Season recaps today are for Indiana and Purdue. I've always believed this is the conference's best rivalry. Unlike Michigan-Ohio State the animosity extends into both sports. And unlike Michigan-Ohio State, the battle for the Old Oaken Bucket built itself upon a much purer form of hate. While the Wolverines-Buckeyes game became big because it was traditionally for the Big Ten football title, the Hoosiers-Boilers hated each other, more often than not, simply on principle. There was usually little at stake in the big picture, so the only motivating factor was utter vindictiveness towards your fellow man. And it's impossible to overstate how much Big Ten Country, admires and respects human beings capable of that kind of venom over a sporting event. Short of going to a soccer game in Europe or any game in Philadelphia, this is the closest the Midwest will see to perfect hatred.

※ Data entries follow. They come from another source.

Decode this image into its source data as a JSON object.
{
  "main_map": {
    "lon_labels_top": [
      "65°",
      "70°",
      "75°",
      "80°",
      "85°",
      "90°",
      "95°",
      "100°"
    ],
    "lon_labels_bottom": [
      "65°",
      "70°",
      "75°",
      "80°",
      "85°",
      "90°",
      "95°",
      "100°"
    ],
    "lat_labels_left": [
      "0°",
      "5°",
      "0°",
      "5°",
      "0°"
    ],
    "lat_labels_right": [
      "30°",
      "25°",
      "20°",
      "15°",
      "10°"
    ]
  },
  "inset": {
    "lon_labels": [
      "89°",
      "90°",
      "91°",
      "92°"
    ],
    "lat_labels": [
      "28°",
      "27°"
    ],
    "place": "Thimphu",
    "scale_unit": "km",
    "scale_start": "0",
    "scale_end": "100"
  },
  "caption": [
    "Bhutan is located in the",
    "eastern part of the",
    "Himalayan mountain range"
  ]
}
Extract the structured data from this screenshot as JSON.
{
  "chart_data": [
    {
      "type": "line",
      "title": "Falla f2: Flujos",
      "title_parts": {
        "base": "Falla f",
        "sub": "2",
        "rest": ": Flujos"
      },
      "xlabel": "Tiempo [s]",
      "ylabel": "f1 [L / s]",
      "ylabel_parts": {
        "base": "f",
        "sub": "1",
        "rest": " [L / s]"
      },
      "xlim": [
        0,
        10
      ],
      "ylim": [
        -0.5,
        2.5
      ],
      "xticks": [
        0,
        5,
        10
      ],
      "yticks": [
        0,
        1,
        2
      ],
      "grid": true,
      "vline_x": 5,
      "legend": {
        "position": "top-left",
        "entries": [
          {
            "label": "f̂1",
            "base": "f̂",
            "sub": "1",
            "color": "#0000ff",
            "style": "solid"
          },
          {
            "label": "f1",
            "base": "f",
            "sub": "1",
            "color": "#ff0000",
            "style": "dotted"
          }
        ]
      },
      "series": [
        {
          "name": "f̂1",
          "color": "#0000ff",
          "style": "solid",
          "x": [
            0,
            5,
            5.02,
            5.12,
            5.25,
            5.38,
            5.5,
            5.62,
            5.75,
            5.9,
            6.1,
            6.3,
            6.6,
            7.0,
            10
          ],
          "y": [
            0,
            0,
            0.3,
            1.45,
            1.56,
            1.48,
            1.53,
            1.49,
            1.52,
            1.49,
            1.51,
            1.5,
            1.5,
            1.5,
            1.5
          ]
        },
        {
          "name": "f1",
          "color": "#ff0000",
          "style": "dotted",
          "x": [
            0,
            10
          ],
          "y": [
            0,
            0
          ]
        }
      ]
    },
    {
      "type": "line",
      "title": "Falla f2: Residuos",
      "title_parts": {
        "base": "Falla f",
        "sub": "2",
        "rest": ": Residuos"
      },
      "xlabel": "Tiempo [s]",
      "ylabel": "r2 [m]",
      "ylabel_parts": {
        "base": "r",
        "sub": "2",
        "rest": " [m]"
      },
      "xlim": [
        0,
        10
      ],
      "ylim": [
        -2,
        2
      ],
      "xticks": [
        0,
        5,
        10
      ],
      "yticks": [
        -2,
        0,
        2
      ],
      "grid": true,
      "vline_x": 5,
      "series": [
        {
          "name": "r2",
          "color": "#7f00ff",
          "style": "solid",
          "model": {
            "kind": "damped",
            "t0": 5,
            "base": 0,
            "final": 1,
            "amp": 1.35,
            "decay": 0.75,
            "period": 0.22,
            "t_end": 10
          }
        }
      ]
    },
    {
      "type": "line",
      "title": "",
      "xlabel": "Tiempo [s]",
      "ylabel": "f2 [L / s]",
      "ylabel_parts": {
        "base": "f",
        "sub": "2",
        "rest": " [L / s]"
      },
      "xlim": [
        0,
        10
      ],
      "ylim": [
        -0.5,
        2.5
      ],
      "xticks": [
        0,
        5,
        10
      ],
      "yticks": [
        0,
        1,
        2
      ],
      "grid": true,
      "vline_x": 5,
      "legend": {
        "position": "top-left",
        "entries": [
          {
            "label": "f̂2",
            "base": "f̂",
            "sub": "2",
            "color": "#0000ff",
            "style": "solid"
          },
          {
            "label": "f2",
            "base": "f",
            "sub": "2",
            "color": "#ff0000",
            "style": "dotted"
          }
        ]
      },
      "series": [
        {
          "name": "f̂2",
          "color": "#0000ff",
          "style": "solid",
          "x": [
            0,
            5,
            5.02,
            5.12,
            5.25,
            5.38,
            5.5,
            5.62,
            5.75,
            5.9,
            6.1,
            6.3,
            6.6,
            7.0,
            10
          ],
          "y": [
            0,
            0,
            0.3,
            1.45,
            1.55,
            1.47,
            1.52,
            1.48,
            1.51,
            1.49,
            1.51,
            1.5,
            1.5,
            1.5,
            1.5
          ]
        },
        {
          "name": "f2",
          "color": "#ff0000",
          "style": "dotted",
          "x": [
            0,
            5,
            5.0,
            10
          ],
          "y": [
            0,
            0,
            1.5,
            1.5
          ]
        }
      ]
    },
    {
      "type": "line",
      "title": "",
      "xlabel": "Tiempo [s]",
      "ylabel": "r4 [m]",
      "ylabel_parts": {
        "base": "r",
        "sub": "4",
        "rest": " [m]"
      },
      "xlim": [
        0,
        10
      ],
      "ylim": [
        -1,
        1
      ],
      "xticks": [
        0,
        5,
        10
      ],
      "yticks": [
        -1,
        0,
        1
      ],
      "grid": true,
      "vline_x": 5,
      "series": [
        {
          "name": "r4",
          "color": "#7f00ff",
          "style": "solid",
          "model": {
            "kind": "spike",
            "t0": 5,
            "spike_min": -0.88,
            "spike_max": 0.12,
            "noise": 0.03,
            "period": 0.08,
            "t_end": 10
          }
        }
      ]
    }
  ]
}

I trust the good people of the state of Indiana know I'm speaking tounge-in-cheek on most of this. And unfortunately for them, the rivalry again lacked any broader context. Of the four seasons (two in each sport for both schools), three of them were rough. Life was particularly disastrous in Bloomington, which accomplished the unenviable feat of finishing dead last in both football and basketball.
Tom Crean took over a mess from Kelvin Sampson in IU's proud basketball program. D.J. White and Eric Gordon left early and the cupboard was bare. An 88-50 pounding at the hands of Notre Dame out in Maui was a clear signal of rougher sailing ahead. Indiana won just one Big Ten game and its best player, Devan Dumes, was suspended for two games in the middle of the conference schedule.
Bill Lynch's football program was in a rebuilding mode after going to their first bowl game in fourteen years the previous fall. Here too, it was a hard ride the whole way. IU won just three games total and one in the Big Ten. They gave up over 30 points eight times, over 40 points three times and opponents cleared the 50 mark twice.
If you were an Indiana fan, you witnessed exactly two triumphs over Big Ten opposition in the course of an entire academic year. Next season can't come too soon.
Purdue
It was the final season for Joe Tiller on the football field. The coach who rebuilt the Boilermakers from the ashes into a team that went to a Rose Bowl (2000) and several other postseason games, ended his career on an unfortunate and inappropriate note. Purdue sank back into no-bowl territory, going 4-8. They still beat Indiana in the Bucket game, 62-10 and also took advantage of the opportunity to win at Michigan, so at least the old coach got some final trophies to put on his mantle.
Basketball was a big year. The standard outlook on Purdue, one repeated both here and elsewhere, was that they started slow, both overall and in conference play. In reviewing the entire year, I was struck by how much "better" the early losses look in retrospect. The slow December start was noted primarily because of a loss to Oklahoma. The Sooners were seen as a borderline NCAA team at best. Instead they produced the Player of the Year in Blake Griffin and got a two-seed in the tournament. The Big Ten season started with an overtime loss to Illinois and a close road loss to Penn State. Both are teams that significantly exceeded expectations. Purdue started stringing together wins after that, but their starts were never as sluggish as they appeared to many of us at the time.
And the finish was unambigiously positive. They won their first-ever conference tournament and then took home two wins in March Madness. Matt Painter's program continues to improve each year. The next logical step is going to be a championship and he's got all the horses he needs to get it.